For a while, it appeared as if Mr. Comer would end his probe with a set of criminal referrals against Biden and his uncle, Jim, for allegedly lying to Congress when they testified before the Oversight Committee. Mr. Comer ultimately issued those criminal referrals on June 5 — the Biden justice department is unlikely to pursue them — but made it clear that it is not the end of his investigation.
“This is just the beginning,” Mr. Comer told Fox News on Sunday. “The next step will be accountability for Joe Biden.”
If President Trump returns to the Oval Office in January, it’s possible that the justice department would then pursue contempt charges against Hunter and James Biden. The current president’s DOJ did successfully prosecute two of Trump’s top advisers, Steve Bannon and Peter Navarro, for contempt of Congress, related to the House’s investigation of the January 6 riot, after receiving a criminal referral from Democrats.

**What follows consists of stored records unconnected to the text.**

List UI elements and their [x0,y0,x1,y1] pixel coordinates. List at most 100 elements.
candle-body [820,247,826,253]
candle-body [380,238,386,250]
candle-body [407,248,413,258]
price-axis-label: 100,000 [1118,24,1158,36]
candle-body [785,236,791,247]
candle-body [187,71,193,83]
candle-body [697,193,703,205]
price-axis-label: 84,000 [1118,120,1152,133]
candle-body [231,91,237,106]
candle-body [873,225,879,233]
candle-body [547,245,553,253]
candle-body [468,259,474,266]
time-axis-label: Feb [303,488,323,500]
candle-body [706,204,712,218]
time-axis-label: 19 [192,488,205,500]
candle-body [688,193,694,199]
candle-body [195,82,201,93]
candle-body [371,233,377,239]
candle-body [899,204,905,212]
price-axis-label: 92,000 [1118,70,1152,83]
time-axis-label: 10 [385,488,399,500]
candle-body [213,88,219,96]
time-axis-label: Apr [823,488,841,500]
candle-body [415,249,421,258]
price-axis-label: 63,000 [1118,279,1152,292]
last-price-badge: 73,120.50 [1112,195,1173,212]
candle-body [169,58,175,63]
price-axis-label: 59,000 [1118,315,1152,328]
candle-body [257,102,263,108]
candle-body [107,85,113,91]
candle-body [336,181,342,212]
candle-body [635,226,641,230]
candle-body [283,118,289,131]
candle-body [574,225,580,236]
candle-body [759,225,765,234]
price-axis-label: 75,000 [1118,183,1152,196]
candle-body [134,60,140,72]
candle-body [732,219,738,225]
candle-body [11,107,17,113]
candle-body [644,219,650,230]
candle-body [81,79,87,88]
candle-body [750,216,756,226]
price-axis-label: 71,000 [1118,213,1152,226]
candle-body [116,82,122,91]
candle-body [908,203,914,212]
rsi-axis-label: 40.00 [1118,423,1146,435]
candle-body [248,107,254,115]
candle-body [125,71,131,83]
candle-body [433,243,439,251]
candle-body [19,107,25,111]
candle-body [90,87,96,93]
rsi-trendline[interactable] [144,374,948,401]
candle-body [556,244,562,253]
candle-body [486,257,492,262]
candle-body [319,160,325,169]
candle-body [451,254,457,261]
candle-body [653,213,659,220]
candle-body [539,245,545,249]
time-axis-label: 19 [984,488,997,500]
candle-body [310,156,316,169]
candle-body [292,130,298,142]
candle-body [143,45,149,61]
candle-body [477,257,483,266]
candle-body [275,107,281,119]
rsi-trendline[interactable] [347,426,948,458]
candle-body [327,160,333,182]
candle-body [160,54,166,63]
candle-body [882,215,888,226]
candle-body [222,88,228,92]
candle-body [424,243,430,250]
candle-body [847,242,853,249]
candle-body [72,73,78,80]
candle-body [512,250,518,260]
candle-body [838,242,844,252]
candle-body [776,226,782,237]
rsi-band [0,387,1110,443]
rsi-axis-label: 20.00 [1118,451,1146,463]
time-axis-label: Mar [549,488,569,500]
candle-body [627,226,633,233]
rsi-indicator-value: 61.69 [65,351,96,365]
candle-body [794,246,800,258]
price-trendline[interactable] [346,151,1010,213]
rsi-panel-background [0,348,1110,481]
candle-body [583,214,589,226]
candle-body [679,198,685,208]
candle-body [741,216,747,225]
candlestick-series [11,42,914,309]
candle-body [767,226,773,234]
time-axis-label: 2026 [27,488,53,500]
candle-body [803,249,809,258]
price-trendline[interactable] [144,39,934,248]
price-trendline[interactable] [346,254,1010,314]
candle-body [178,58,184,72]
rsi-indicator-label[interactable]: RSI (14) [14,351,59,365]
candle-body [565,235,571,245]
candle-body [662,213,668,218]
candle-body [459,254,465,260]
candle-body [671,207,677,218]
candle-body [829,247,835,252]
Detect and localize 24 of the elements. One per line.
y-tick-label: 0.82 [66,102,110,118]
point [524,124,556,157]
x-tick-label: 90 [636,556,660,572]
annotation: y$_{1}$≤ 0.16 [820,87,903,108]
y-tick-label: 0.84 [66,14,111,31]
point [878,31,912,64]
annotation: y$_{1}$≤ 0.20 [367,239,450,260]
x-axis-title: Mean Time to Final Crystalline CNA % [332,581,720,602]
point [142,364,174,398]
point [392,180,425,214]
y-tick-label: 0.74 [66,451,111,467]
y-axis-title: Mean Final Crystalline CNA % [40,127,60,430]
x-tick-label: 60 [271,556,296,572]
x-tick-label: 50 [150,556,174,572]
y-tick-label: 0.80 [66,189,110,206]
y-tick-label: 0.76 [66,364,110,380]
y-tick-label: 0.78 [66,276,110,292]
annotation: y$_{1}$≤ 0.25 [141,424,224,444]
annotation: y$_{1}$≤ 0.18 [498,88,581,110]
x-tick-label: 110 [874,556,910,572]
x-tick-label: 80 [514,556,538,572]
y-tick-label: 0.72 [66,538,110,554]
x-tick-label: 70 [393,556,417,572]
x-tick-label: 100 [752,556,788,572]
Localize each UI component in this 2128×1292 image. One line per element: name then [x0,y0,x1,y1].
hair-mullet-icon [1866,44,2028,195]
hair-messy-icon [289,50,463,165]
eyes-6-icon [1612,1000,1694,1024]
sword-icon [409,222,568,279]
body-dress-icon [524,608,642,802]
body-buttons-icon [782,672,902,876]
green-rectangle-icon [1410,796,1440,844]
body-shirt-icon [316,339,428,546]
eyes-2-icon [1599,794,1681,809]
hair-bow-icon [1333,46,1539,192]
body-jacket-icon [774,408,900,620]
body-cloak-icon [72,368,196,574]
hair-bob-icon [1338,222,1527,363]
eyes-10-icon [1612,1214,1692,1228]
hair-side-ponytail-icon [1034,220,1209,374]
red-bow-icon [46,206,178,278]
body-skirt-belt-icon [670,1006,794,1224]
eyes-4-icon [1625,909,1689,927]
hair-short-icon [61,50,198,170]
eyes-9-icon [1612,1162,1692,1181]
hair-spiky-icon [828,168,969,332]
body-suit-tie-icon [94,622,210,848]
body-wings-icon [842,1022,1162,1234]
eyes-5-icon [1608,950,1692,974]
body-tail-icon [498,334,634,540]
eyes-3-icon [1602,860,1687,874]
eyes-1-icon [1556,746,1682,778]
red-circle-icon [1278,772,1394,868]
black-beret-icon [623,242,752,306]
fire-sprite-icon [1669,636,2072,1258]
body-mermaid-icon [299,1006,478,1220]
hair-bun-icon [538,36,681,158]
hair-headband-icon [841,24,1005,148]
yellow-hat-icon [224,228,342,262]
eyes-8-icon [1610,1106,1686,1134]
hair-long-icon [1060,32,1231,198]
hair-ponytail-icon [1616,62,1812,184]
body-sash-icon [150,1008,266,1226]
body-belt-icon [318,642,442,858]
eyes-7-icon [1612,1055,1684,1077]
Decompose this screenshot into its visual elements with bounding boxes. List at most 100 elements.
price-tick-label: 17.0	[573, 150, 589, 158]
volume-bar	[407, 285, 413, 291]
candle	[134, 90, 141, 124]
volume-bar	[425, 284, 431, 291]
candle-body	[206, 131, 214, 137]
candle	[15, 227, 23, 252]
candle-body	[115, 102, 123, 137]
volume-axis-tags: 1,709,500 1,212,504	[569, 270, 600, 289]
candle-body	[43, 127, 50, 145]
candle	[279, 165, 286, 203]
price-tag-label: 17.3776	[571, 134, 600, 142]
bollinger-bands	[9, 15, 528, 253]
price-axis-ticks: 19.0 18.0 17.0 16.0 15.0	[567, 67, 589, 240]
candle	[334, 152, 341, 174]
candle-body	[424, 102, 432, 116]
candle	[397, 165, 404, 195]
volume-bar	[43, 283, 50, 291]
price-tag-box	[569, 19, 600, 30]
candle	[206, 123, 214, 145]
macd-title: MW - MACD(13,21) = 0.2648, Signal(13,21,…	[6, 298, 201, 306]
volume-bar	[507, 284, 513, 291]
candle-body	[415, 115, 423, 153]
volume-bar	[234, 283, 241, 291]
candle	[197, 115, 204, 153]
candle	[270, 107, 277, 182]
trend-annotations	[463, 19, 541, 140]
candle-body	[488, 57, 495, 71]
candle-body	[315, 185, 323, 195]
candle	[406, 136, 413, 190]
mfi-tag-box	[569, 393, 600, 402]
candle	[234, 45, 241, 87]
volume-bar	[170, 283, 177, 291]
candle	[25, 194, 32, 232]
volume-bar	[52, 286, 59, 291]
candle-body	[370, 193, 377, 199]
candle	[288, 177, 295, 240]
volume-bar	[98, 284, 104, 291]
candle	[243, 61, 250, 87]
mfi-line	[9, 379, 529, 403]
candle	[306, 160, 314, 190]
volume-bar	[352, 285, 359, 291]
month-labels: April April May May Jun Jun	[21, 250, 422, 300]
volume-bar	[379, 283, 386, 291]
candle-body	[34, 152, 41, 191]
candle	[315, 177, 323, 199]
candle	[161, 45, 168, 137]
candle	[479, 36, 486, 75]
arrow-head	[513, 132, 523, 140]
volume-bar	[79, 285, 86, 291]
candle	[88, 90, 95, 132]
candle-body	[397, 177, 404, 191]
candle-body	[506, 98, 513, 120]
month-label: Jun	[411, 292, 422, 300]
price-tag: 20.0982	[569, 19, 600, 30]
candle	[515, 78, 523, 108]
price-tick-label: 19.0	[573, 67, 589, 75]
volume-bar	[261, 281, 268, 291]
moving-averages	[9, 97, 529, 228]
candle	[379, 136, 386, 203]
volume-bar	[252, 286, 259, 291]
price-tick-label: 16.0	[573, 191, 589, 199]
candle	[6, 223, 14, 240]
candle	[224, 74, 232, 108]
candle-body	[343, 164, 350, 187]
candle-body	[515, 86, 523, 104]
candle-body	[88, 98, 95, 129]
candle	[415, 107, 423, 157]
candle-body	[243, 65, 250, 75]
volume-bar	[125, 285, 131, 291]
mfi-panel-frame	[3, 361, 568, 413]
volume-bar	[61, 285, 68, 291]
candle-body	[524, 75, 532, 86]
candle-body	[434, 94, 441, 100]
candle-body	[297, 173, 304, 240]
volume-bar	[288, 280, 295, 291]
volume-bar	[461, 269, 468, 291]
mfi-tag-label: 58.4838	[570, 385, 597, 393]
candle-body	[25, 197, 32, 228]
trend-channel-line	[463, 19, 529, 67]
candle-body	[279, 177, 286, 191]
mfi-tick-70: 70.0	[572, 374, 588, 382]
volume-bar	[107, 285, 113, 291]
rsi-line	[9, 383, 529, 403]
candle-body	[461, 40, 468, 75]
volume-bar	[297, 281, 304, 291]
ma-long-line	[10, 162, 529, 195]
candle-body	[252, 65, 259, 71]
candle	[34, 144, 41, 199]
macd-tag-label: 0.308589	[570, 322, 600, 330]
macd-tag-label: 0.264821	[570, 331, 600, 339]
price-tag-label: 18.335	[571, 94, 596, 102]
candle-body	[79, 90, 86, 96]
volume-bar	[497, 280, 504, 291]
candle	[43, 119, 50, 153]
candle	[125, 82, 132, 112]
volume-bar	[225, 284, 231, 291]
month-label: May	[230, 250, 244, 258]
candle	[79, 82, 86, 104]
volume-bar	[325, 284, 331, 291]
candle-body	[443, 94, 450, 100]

Navarro is currently incarcerated at a federal prison in Florida and Bannon has been ordered to report to prison next month.
Whether the president is ultimately impeached may prove immaterial to the political ramifications of his son’s conviction and the allegations of wrongdoing and corruption. According to a Harvard–Harris poll from April, the vast majority of Americans believe the president aided his son’s foreign business dealings by using his official government position. In total, 58 percent of voters said the president was in some way involved, including 36 percent of Democrats.